The appellant argues that while she may have technically violated the conditions of her probation, she was forced into the situation and did not voluntarily choose to have contact with her granddaughter. Thus, she should be shielded by a defense of necessity. However, as the trial court noted, the testimony of the appellant and other witnesses at the evidentiary hearing shows that the appellant had the ability to use her portable oxygen tank to reach her daughter's apartment door and that she chose not to use it on the morning in question. Even if the child had been left at the apartment unbeknownst to the appellant, the appellant effectively chose to continue that contact. The record reflects that the appellant's daughter lived in the apartment just below the appellant's apartment. However, the appellant did not notify her daughter of the child's presence. Whether the defense of necessity applies to the appellant's situation is irrelevant, as she would have violated her probation even if the defense were applicable.
The appellant also argues that, according to State v. Dye, 715 S.W.2d 36, 41 (Tenn. 1986), the State must prove that the appellant's acts were willful in order for them to constitute a violation of probation. However, Dye speaks to the situation in which a defendant has violated his probation by failure to pay restitution or fines. Id. The court in Dye stated that the trial court must determine the reasons behind the failure to pay.Id. If the failure is not willful and the defendant has made genuine efforts to pay, the court may choose not to revoke the defendant's probation. Id. The instant case does not involve the failure to pay fines but rather a failure to adhere to the probation conditions imposed upon her by her status as a sex offender. See State v. William A. Marshall, No. M2001-02954-CCA-R3-CD, 2002 Tenn. Crim. App. LEXIS 868, at *20 (Nashville, Oct. 14, 2002).

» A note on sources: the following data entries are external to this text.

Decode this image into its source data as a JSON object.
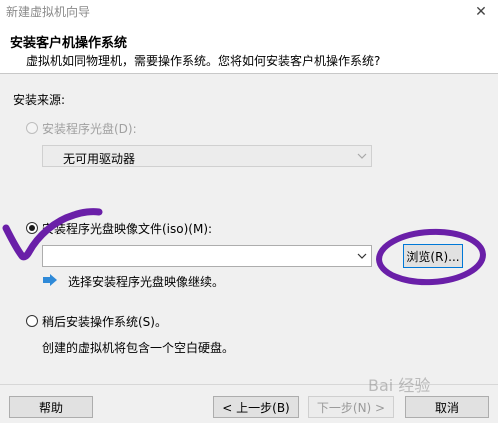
{
  "window": {
    "title": "新建虚拟机向导"
  },
  "header": {
    "title": "安装客户机操作系统",
    "description": "虚拟机如同物理机，需要操作系统。您将如何安装客户机操作系统?"
  },
  "install_source": {
    "label": "安装来源:",
    "disc_option": {
      "label": "安装程序光盘(D):",
      "selected": false,
      "enabled": false,
      "drive_value": "无可用驱动器"
    },
    "iso_option": {
      "label": "安装程序光盘映像文件(iso)(M):",
      "selected": true,
      "path_value": "",
      "browse_label": "浏览(R)...",
      "hint": "选择安装程序光盘映像继续。"
    },
    "later_option": {
      "label": "稍后安装操作系统(S)。",
      "selected": false,
      "description": "创建的虚拟机将包含一个空白硬盘。"
    }
  },
  "footer": {
    "help_label": "帮助",
    "back_label": "< 上一步(B)",
    "next_label": "下一步(N) >",
    "cancel_label": "取消"
  },
  "watermark": "Bai 经验",
  "colors": {
    "annotation_purple": "#6a1fa8",
    "info_arrow_blue": "#2f8ad8",
    "accent": "#0078d7"
  },
  "icons": {
    "close": "close-icon",
    "dropdown": "chevron-down-icon",
    "info": "right-arrow-info-icon"
  }
}
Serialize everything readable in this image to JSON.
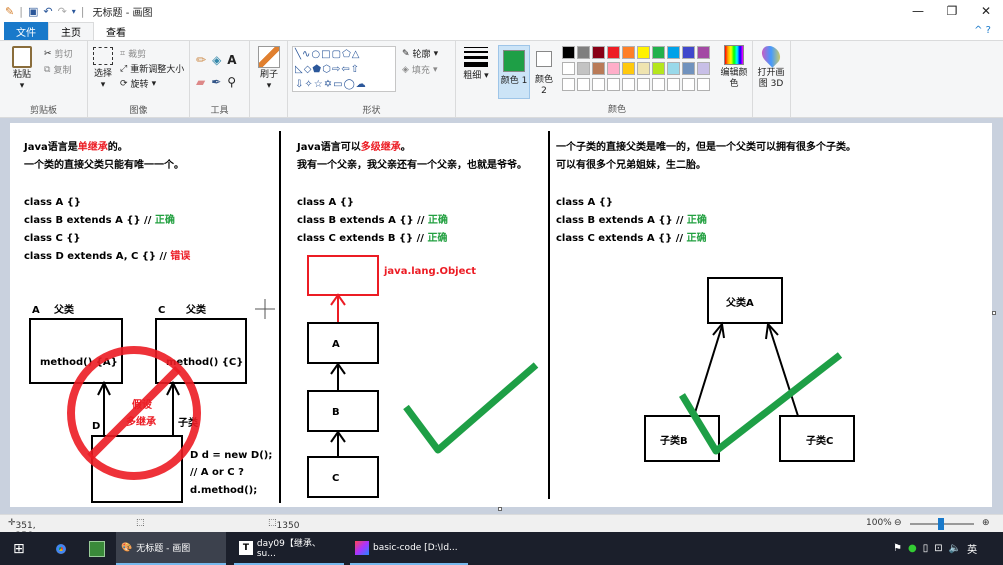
{
  "window": {
    "title": "无标题 - 画图",
    "controls": {
      "minimize": "—",
      "maximize": "❐",
      "close": "✕"
    }
  },
  "menu": {
    "file": "文件",
    "home": "主页",
    "view": "查看",
    "help": "^ ?"
  },
  "ribbon": {
    "clipboard": {
      "paste": "粘贴",
      "cut": "剪切",
      "copy": "复制",
      "label": "剪贴板"
    },
    "image": {
      "select": "选择",
      "crop": "裁剪",
      "resize": "重新调整大小",
      "rotate": "旋转",
      "label": "图像"
    },
    "tools": {
      "label": "工具"
    },
    "brushes": {
      "label": "刷子"
    },
    "shapes": {
      "outline": "轮廓",
      "fill": "填充",
      "label": "形状"
    },
    "size": {
      "label": "粗细"
    },
    "color1": {
      "label": "颜色 1",
      "value": "#1e9f46"
    },
    "color2": {
      "label": "颜色 2",
      "value": "#ffffff"
    },
    "colors": {
      "label": "颜色",
      "palette_row1": [
        "#000000",
        "#7f7f7f",
        "#880015",
        "#ed1c24",
        "#ff7f27",
        "#fff200",
        "#22b14c",
        "#00a2e8",
        "#3f48cc",
        "#a349a4"
      ],
      "palette_row2": [
        "#ffffff",
        "#c3c3c3",
        "#b97a57",
        "#ffaec9",
        "#ffc90e",
        "#efe4b0",
        "#b5e61d",
        "#99d9ea",
        "#7092be",
        "#c8bfe7"
      ],
      "edit": "编辑颜色"
    },
    "paint3d": {
      "label": "打开画图 3D"
    }
  },
  "canvas_content": {
    "col1": {
      "line1a": "Java语言是",
      "line1b": "单继承",
      "line1c": "的。",
      "line2": "一个类的直接父类只能有唯一一个。",
      "code1": "class A {}",
      "code2a": "class B extends A {} // ",
      "code2b": "正确",
      "code3": "class C {}",
      "code4a": "class D extends A, C {} // ",
      "code4b": "错误",
      "labelA": "A",
      "labelParent1": "父类",
      "labelC": "C",
      "labelParent2": "父类",
      "methodA": "method() {A}",
      "methodC": "method() {C}",
      "labelD": "D",
      "labelChild": "子类",
      "assume": "假设",
      "multi": "多继承",
      "dcode1": "D d = new D();",
      "dcode2": "// A or C ?",
      "dcode3": "d.method();"
    },
    "col2": {
      "line1a": "Java语言可以",
      "line1b": "多级继承",
      "line1c": "。",
      "line2": "我有一个父亲，我父亲还有一个父亲，也就是爷爷。",
      "code1": "class A {}",
      "code2a": "class B extends A {} // ",
      "code2b": "正确",
      "code3a": "class C extends B {} // ",
      "code3b": "正确",
      "objectLabel": "java.lang.Object",
      "boxA": "A",
      "boxB": "B",
      "boxC": "C"
    },
    "col3": {
      "line1": "一个子类的直接父类是唯一的，但是一个父类可以拥有很多个子类。",
      "line2": "可以有很多个兄弟姐妹，生二胎。",
      "code1": "class A {}",
      "code2a": "class B extends A {} // ",
      "code2b": "正确",
      "code3a": "class C extends A {} // ",
      "code3b": "正确",
      "parent": "父类A",
      "childB": "子类B",
      "childC": "子类C"
    }
  },
  "status": {
    "cursor": "351, 256像素",
    "size": "1350 × 530像素",
    "zoom": "100%"
  },
  "taskbar": {
    "paint": "无标题 - 画图",
    "typora": "day09【继承、su...",
    "idea": "basic-code [D:\\Id...",
    "ime": "英"
  }
}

As noted above, the appellant was physically able to contact her daughter, but she chose not to do so. Additionally, the trial court specifically found that the appellant's testimony was not credible and rejected her assertion that she could not summon her daughter for assistance. As the appellant's own testimony shows that she lied both to the probation officer and to the court, there is sufficient evidence to show that the trial court did not abuse its discretion in finding that she violated her probation. Accordingly, the trial court was within its power to revoke the appellant's probation and order her to serve the balance of her sentence in confinement.
III. Conclusion
Finding no reversible error, we affirm the judgment of the trial court.